I’m very proud of being a GED recipient but it wasn’t easy. I failed first, going back to school was a disaster and I’m thankful for being able to follow the GED program on Bestgedclasses.org offered on the internet. If I lived 20 years ago I wouldn’t have been able to pursue my dream.
My secret source of motivation was a website that pointed out that many famous and successful people are also GED graduates. It took me 5 months to get ready for the GED exam. It was a character changing experience but I did it. Besides the GED diploma, I also got confidence and self-esteem as ‘byproducts’.
Then I decided I wanted to be a leader, I wanted to be a nurse and a leader, so now my task was to find my own path to leadership. I’ve been thinking about this a lot. Perhaps it stems from me trying to figure out my next move. I want to grow as a nurse leader, but the path isn’t clear. Good examples of a nursing leadership track I have yet to discover.

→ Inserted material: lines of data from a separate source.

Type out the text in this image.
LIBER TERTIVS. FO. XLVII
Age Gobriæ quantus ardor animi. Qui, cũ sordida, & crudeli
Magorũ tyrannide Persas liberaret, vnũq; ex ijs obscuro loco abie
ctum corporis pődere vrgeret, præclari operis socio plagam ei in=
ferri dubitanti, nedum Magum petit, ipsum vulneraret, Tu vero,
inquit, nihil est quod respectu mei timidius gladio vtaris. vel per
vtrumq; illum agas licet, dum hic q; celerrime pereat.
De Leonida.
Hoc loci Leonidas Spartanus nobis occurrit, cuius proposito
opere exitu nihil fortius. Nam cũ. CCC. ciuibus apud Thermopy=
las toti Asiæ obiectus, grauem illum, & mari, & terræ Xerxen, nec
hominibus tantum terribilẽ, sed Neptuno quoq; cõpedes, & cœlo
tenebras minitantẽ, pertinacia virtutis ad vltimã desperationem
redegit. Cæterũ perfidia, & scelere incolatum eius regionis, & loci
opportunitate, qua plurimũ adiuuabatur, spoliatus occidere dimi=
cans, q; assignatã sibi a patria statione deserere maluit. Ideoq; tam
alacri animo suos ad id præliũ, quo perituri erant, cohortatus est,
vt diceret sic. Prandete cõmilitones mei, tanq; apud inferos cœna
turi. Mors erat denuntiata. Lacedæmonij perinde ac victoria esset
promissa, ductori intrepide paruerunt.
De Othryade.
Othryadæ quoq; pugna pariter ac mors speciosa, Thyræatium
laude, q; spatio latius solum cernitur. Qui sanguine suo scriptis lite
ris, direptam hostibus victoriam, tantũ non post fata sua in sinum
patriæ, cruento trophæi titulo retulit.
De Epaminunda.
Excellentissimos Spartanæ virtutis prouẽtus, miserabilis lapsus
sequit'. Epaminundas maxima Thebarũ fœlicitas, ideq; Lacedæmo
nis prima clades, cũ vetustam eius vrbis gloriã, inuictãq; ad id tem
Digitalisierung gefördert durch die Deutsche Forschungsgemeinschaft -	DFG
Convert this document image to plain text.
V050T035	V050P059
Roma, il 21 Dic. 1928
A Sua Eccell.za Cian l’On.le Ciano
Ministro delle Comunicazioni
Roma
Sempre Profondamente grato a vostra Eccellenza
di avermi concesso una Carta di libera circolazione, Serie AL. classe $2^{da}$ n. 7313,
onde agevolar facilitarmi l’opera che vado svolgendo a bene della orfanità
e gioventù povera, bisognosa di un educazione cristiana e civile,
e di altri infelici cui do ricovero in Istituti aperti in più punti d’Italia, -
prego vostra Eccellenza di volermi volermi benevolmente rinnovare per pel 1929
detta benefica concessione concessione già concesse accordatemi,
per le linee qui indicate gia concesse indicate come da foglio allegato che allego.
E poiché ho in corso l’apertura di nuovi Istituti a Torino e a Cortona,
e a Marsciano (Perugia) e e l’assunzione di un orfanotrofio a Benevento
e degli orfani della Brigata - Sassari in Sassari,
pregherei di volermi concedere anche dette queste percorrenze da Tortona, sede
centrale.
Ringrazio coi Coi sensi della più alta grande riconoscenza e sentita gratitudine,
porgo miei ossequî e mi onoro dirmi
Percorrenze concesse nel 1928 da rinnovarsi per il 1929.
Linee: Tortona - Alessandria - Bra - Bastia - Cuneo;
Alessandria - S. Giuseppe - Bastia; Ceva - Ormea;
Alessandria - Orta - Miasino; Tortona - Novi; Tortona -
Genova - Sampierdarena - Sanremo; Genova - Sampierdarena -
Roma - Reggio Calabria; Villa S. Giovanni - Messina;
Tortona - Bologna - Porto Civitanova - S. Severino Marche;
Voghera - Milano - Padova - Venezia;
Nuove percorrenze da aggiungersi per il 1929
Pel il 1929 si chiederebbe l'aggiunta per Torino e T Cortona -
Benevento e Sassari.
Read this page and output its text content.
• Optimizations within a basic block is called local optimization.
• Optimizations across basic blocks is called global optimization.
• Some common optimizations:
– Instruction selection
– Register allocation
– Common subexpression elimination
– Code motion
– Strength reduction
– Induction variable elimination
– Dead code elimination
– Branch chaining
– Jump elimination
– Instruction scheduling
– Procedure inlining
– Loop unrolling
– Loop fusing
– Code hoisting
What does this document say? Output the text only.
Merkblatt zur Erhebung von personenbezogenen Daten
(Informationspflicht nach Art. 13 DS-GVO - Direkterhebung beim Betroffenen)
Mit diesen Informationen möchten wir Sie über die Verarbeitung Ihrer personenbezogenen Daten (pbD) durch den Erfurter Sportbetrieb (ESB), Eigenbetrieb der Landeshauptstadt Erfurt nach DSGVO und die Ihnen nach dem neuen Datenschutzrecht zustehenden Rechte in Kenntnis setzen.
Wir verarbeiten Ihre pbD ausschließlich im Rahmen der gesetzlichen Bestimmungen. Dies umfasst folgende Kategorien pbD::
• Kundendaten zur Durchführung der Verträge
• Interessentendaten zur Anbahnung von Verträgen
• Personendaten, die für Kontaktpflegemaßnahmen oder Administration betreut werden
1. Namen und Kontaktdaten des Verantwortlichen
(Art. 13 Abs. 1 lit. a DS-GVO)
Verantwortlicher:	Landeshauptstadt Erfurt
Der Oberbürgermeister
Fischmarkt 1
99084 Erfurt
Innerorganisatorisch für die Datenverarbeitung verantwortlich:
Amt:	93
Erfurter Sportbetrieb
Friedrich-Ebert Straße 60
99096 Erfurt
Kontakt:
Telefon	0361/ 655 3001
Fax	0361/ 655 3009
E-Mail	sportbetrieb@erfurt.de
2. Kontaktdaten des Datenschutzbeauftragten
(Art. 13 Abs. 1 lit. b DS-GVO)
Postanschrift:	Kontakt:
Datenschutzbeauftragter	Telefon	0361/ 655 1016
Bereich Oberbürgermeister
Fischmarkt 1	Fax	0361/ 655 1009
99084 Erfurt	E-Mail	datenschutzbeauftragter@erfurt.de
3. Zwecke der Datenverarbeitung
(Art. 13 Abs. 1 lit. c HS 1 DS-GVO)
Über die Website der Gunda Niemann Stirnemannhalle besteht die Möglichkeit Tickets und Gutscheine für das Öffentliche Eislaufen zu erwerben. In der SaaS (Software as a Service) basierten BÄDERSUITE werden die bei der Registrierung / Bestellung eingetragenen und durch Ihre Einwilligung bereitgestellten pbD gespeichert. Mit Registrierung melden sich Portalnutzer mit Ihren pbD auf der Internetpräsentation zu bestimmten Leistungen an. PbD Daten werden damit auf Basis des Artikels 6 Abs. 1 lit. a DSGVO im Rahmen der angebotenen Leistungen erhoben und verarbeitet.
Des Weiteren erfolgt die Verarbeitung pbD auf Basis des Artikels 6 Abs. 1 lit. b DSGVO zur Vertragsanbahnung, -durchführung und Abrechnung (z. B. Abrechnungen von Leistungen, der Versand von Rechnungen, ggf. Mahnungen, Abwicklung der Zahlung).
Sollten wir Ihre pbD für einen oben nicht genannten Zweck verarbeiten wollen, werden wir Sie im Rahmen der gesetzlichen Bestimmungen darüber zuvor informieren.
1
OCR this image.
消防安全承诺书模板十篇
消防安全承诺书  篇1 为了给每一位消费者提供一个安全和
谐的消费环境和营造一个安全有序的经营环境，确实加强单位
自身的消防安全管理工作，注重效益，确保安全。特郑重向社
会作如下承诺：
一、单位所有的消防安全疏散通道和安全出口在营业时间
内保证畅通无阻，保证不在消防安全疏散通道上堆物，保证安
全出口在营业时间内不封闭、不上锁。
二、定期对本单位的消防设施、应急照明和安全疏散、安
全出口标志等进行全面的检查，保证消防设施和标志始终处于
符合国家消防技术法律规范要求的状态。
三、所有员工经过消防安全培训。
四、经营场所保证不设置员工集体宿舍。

Possible Scenario – Surgical Nursing World
(may possibly apply to other nursing units – I’m not sure):
You get a job out of nursing school in a busy surgical unit. In orientation, for the next six to seven months, you’ll learn how to scrub and circulate in a variety of specialties (General Surgery, Neurosurgery, Orthopedics, etc.). When you finish your intro to surgical nursing, you’ll be assigned to a General Surgery team.
You work hard and become more efficient as time goes on. A couple of years pass and you want to grow as a leader. Unfortunately, the OR is way too busy and your manager cannot set aside time to talk about career development. Who can do that when there are high case volumes and only a limited amount of nurses to staff the rooms?
You think that maybe you can be active on unit committees, only to find out that those groups have little or no activity. The nurses involved have trouble getting out of rooms because there isn’t enough staff to relieve them and run the OR schedule. Sorry! The patients come first. Don’t forget that’s how they pay your salary. Oh well…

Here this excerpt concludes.